Thanks for all the advice!!


----------



## Amai (Jan 6, 2013)

Hi! if it's about flash then no need to exchange it.
because as much as I know, There's no tablets or mobile phones you can purchase nowadays have flash,
Because Adobe stop the development of mobile version of the flash, that's applied on all new devices with no exceptions.
btw, iPad is a tablet not a Notebook (All of them are sub genres of laptop computers in the end)


----------



## CoolAuntieG (Jun 1, 2007)

Thank you for your response. First off when I referenced notebook in my original post I meant to say tablet - my goof. In regards to tablets, I know you can find them that are flash "compatible". I'm just trying to determine if I would be better off with the Ipad and downloading Iswifter to access the games that way or by using a tablet that is flash compatible,


----------



## Amai (Jan 6, 2013)

I didn't know that there's a "compatible" device in this thing! but oh well I found this list of "Certified" devices: here
if you ask me, I would just say stay on your iPad, because another device run flash, the battery life will get lower in no time and you will need to recharge it frequently. (that's why they stop flash in first place) - while you can run 90% of flash sites and games on iPad with no battery problems.
I'm not advanced in devices things, but I know I need to recharge my Galaxy -with flash installed- every 24 hours if want to play games.
Is just about what you prefer.
I hope that I help in something


----------



## Barpanda (Jan 3, 2013)

Personally, I find that the iSwiter app works well.

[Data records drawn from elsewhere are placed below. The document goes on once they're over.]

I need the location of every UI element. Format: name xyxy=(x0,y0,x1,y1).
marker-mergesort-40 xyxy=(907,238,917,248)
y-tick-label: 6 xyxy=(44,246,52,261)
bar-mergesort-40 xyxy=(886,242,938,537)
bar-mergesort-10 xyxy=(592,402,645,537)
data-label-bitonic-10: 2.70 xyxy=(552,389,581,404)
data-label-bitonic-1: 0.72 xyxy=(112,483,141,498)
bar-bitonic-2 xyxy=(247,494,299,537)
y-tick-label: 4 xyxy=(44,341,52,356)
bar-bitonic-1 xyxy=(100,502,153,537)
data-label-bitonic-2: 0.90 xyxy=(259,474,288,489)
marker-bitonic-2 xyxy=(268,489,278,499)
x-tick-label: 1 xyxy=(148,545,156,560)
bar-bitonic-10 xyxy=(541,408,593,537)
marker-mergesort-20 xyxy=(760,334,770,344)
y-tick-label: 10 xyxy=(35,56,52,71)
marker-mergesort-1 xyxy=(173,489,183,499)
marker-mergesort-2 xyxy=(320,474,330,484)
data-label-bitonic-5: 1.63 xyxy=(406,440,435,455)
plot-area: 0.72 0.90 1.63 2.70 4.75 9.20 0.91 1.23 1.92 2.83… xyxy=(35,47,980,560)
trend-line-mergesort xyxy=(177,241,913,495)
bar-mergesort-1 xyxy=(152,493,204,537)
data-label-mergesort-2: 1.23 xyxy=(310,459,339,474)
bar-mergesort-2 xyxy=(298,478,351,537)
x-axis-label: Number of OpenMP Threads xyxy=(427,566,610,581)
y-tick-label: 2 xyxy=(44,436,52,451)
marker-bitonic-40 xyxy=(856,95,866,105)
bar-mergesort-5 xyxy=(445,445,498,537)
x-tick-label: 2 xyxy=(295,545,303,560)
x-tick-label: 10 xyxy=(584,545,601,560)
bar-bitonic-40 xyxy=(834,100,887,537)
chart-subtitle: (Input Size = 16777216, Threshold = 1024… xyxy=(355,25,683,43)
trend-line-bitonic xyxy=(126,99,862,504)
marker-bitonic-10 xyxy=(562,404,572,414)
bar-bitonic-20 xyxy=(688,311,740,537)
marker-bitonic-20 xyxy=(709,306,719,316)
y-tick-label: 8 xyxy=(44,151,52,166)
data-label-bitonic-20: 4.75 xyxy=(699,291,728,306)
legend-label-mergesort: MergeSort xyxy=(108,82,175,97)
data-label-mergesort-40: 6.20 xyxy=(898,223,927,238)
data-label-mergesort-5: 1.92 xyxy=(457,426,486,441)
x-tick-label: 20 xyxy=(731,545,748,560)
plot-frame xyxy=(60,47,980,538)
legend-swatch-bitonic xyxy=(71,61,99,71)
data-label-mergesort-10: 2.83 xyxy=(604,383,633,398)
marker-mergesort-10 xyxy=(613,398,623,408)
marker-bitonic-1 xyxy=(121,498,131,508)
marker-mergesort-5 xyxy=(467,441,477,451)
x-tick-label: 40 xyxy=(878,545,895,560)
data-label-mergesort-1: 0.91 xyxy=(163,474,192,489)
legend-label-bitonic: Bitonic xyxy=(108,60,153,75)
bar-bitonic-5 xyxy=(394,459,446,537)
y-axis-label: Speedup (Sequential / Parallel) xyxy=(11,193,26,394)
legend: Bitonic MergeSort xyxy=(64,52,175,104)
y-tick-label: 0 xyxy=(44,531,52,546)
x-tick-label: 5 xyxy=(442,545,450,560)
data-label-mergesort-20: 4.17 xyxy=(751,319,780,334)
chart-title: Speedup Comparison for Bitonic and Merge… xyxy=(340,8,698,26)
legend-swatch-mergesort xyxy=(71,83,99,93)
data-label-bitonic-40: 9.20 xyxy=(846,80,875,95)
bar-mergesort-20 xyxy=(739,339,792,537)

As far as equivalency between in-app game play and game play on a flash compatible tablet - IMO, yes, you'll have a near identical experience. If I were you I wouldn't get another tablet just because of native flash incompatibility.


----------



## Phalcon352 (Sep 8, 2008)

If you use Firefox browser on your tablet to log onto Facebook instead of using the Facebook app, Flash will work for all your Facebook games. Works fine for watching flash based videos too.


----------